The roster of EDI grants announced this week is below:
- Africatown Midtown Plaza — $640,000
Africatown Community Land Trust will create between 5,000 and 8000 sq ft of affordable commercial space for Black-owned businesses in Midtown Plaza. The project also includes 130 affordable homes and art that reflects the African American heritage of the neighborhood.
- Byrd Barr Place — $500,000
Byrd Barr Place has been operating out of the City’s surplus Fire Station 23. The City transferred ownership of the property to the organization in September and the additional funds will support improvements to the building. Completion of this project would renovate the 100-plus-year-old building to meet contemporary ADA and environmental standards, allowing BBP to expand the services it provides.
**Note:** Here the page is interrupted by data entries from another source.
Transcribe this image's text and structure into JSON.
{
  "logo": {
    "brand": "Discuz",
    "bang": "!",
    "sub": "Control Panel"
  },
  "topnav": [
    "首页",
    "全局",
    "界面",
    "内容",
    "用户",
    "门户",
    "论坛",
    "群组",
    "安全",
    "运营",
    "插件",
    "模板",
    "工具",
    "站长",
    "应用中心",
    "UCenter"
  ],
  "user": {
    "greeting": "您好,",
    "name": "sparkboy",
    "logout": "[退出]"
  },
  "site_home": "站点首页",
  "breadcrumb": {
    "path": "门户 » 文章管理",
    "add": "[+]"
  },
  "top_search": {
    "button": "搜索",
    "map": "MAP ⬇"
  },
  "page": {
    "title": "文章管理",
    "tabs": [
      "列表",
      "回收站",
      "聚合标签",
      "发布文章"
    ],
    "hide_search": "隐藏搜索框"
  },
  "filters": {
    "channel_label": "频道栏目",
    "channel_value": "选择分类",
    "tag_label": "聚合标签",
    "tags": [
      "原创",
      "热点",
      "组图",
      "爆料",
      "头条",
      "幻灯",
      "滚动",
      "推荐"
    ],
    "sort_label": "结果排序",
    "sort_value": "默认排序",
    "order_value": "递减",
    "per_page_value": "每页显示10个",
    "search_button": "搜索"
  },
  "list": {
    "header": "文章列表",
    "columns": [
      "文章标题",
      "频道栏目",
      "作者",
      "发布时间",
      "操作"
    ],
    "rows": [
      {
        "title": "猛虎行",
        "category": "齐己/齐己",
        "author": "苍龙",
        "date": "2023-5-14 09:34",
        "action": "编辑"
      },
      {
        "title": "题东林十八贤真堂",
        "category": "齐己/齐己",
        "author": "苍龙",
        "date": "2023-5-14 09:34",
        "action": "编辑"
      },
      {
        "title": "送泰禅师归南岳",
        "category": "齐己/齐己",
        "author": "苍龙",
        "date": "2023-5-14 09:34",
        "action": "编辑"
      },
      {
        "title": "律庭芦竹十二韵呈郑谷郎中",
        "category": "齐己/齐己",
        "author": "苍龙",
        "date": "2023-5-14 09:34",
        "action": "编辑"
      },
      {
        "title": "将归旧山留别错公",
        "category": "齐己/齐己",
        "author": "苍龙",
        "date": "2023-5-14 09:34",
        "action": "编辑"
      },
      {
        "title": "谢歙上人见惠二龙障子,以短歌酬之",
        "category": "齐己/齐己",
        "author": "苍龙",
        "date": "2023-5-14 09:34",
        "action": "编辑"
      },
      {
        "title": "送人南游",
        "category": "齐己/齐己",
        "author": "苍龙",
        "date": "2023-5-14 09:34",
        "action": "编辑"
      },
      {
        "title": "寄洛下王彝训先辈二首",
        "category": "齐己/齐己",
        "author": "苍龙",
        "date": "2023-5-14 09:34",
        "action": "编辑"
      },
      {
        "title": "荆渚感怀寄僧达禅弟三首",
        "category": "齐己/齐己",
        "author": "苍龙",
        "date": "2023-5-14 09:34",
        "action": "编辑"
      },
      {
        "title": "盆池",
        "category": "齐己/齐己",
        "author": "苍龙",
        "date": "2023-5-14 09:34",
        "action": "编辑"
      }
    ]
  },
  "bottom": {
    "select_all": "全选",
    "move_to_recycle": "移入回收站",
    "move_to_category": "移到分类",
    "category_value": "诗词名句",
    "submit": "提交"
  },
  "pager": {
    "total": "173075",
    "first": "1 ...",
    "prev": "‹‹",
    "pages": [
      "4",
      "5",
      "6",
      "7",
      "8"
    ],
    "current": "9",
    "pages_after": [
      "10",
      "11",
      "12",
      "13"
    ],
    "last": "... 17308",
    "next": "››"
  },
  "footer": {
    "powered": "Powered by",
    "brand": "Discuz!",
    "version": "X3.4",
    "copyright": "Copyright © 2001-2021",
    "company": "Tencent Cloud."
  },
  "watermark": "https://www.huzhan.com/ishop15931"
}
- Chief Seattle Club — $500,000
The Chief Seattle Club is renovating the Monterey Lofts above their current facility and adjacent to the site of their new facility. It is designed to support the physical, cultural, and spiritual needs of the American Indian and Alaska Native community, with indigenous designs, 80 affordable homes, services, a health clinic, and a café/art gallery space in Pioneer Square.
- Ethiopian Community in Seattle —$750,000
The Ethiopian Community in Seattle is redeveloping its existing community center to include 100 affordable homes, childcare, and commercial space. The awarded funds will be used to to finance construction expected to break ground next year.
- Multicultural Community Coalition — $842,000
The Multicultural Community Coalition (MCC) will anchor several community organizations serving Seattle’s growing immigrant, refugee, and People of Color communities by creating a community-owned and operated co-working space and an essential Cultural Innovation Center (CIC). The CIC is envisioned as a vital heritage and cultural arts venue which will house year-round, cultural events and activities as well as serving as a Creative Economy space in which artists, cultural nonprofits, and creative small businesses will produce and distribute cultural goods and services that generate jobs, revenue, and quality of life.
- Rainier Valley Midwives — $1 million
Rainier Valley Midwives has been operating out of a temporary location in the Rainier Valley Community Clinic that is becoming untenable due to escalating rents. The organization is working to acquire and build a permanent Birth Center in the Rainier Valley that will provide wrap-around services before, during, and after the birth process to People of Color.
- Wing Luke Museum — $168,000
The Wing is seeking to preserve the Homestead Home, one block south of the Museum, and to activate and develop its adjacent parking lot. This home is the most intact remaining single-family home in the Chinatown-International District, constructed in 1937 despite the Chinese Exclusion Act and discriminatory barriers to single family homes in the neighborhood. On the lot, the Wing intends to build 60 affordable apartments above a street-level community gathering space.
Featured image: “Africatown Plaza is coming to 23rd and Spring.” (Image source: GGLO via Capitol Hill Blog.)